I was trying to estimate the worst case scenario for an algorithm that looks like this (estimated complexity in comments are mine in which V is the number of Vertices and E is the number of Edges in a graph):
while(nodes.size()!=0) { // O(V) in which nodes is a LinkedList
Vertex u = Collections.min(nodes); // O(V)
nodes.remove(u); // O(1)
for(Map.Entry<Vertex, Integer> adjacency : u.adj.entrySet()) { // O(E)
// Some O(1) Statement
if(nodes.contains(v)) { // O(V)
// Some O(1) Statement
}
}
}
My question is very straightforward:
After every round in the while loop, the nodes LinkedList will go smaller and smaller.
Eventually, both Collections.min() and nodes.contains() operations will take less time every round.
My understanding is Big O Notation always considers the worst, thus the above complexities should be correct.
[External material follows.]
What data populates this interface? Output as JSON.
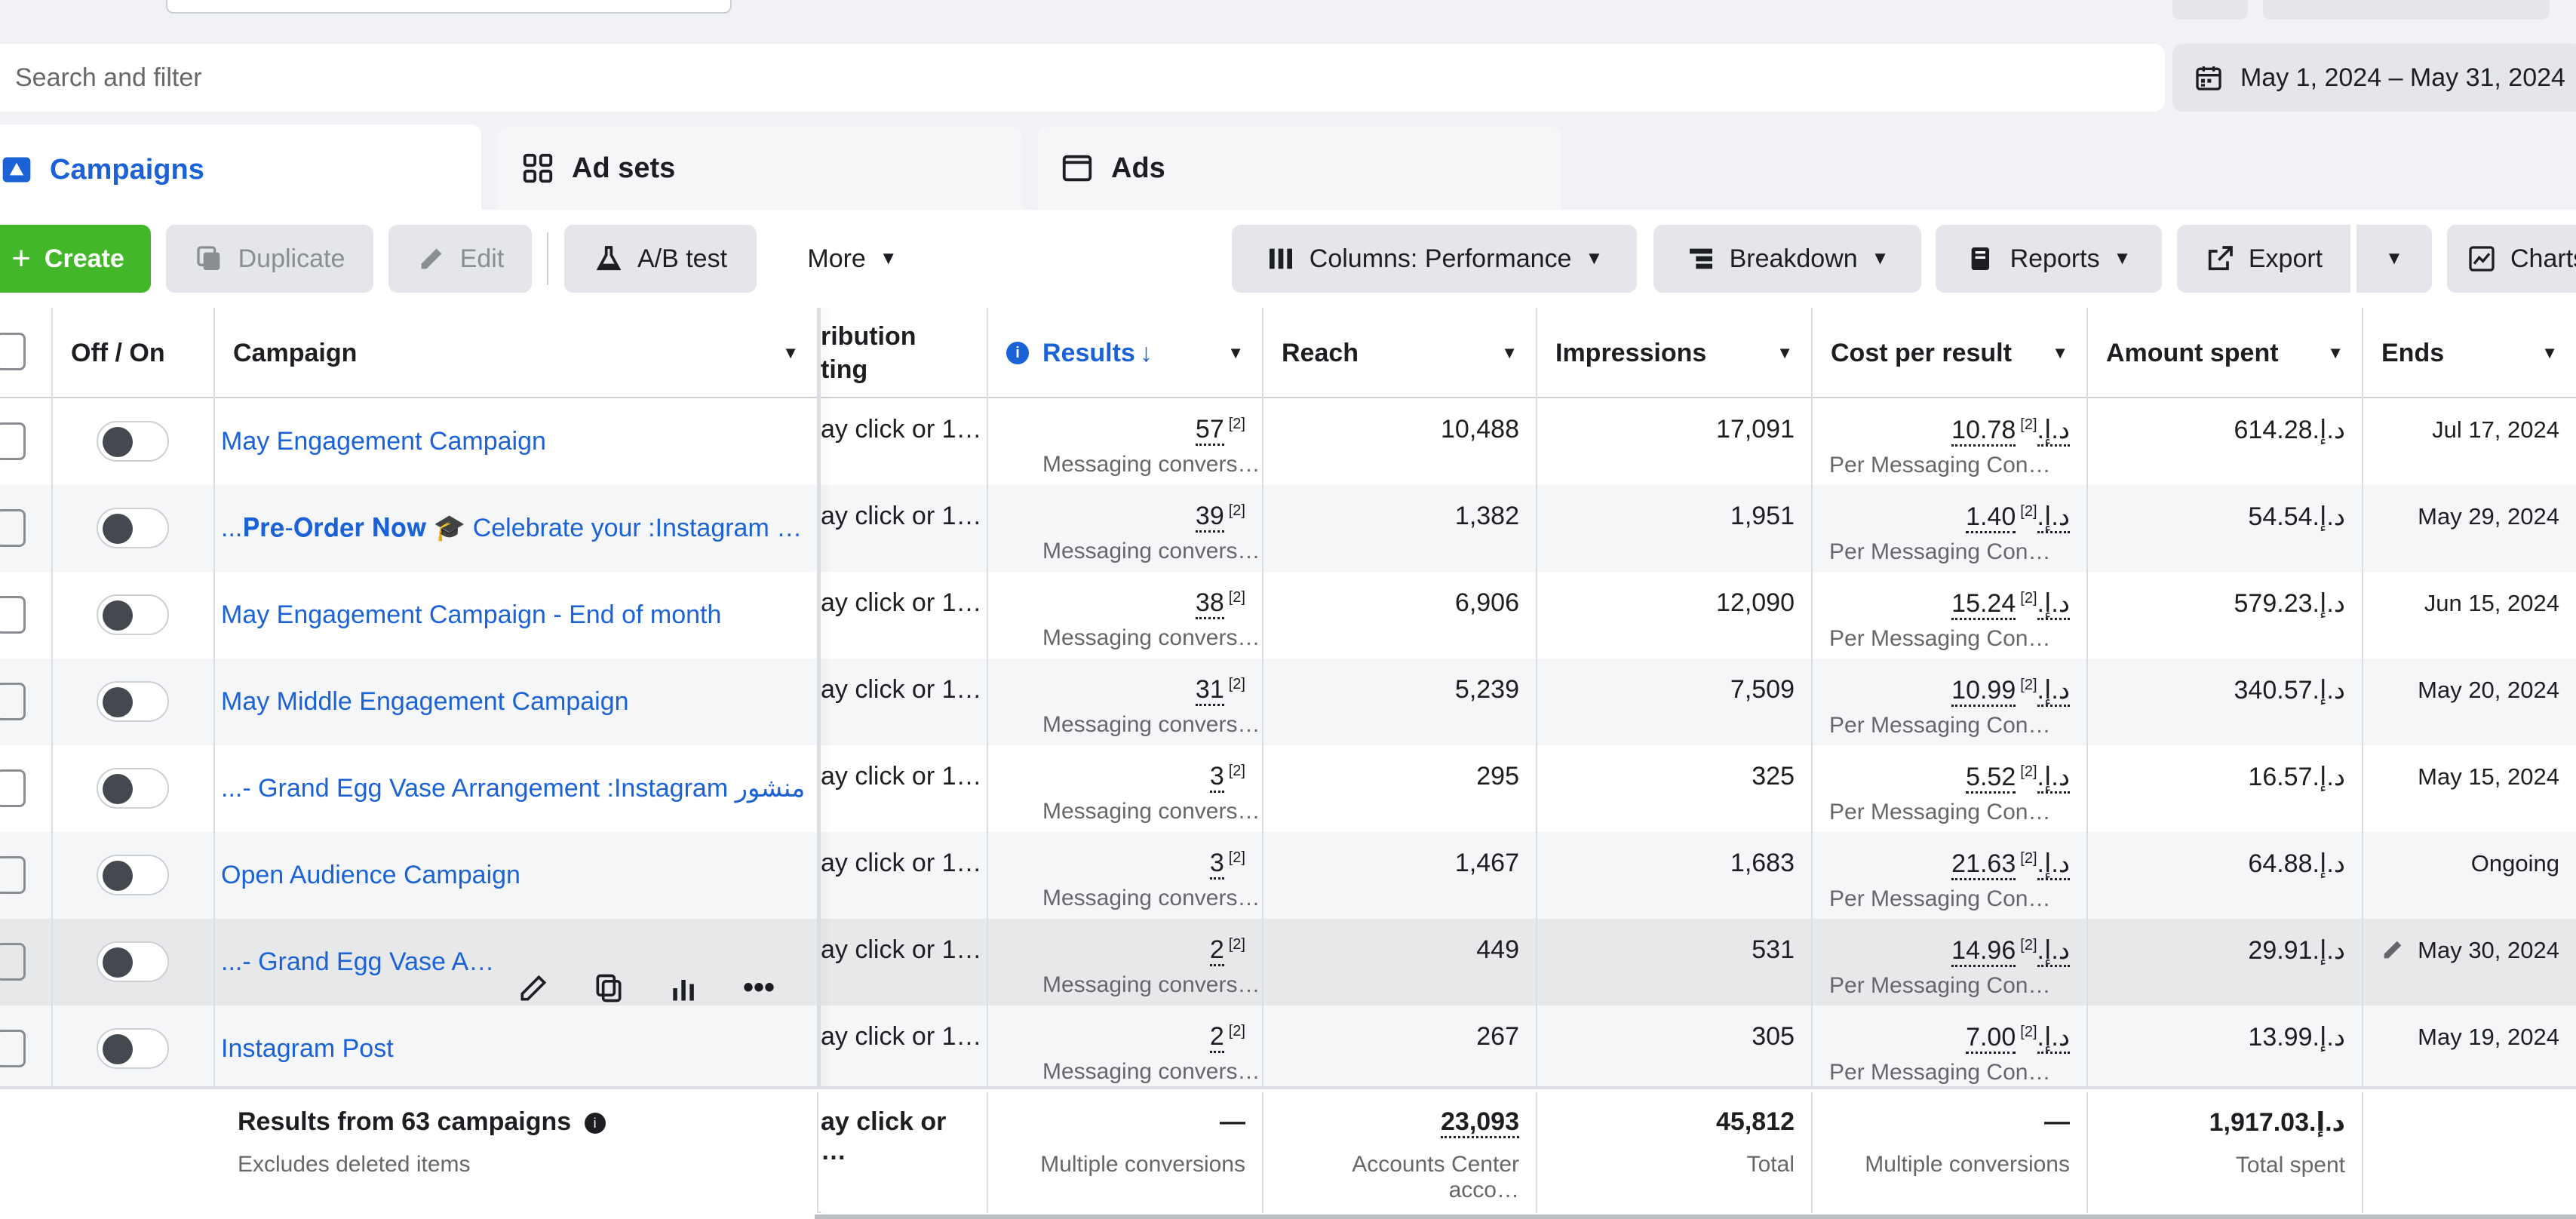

Otherwise, would you please explain the plot of how to figure out the correct Complexity in the above scenario?
nodes.contains has worst-case time complexity in Θ(V), the for-loop runs a number of times in Θ(E) and so has worst-case time complexity in Θ(V*E), Collections.min has worst-case time complexity in Θ(V), so the body of the while loop has worst-case time complexity in Θ(V+V*E), but V+V*E is itself Θ(V*E) (see later), so the body of the while loop has worst-case time complexity in Θ(V*E). The while loop executes V times. So the worst-case time to execute the algorithm is in Θ(V^2*E).
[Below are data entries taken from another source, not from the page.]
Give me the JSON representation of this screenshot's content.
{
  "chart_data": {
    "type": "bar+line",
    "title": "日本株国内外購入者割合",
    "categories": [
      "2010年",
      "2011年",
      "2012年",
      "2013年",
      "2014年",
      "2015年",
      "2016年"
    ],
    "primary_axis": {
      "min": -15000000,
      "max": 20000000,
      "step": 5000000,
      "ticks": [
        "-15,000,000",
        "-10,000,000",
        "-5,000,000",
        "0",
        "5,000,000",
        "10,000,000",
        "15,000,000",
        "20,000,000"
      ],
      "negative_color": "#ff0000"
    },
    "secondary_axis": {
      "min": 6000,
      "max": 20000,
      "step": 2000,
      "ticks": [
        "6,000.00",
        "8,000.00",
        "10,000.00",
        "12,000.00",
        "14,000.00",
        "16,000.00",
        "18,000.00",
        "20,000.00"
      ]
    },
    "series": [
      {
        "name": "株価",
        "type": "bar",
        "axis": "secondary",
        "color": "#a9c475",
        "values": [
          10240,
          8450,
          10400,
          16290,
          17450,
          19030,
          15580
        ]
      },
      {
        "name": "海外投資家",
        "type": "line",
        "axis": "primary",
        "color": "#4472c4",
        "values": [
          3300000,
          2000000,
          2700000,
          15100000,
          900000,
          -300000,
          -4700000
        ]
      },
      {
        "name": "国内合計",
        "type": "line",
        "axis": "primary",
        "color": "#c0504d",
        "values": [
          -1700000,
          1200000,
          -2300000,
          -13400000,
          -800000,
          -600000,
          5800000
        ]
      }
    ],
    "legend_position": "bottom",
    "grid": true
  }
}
The simplification there -- replacing Θ(V+V*E) with Θ(V*E) -- is an acceptable one because we are looking at the general case of V>1. That is, V*E will always be a bigger number than V, so we can absorb V into a boundedly constant factor. It would also be correct to say the worst-cast time is in Θ(V^2+E*V^2), but one wouldn't use that since the simplified form is more useful.
Incidentally, as a matter of intuition, you can generally ignore the effect of containers being "used up" during an algorithm, such as with insertion sort having fewer and fewer items to look through, or this algorithm having fewer and fewer nodes to scan. Those effects turn into constant factors and disappear. It's only when you're eliminating an interesting number of elements each time, such as with the quickselect algorithm or binary search, that that sort of thing starts to affect the asymptotic runtime.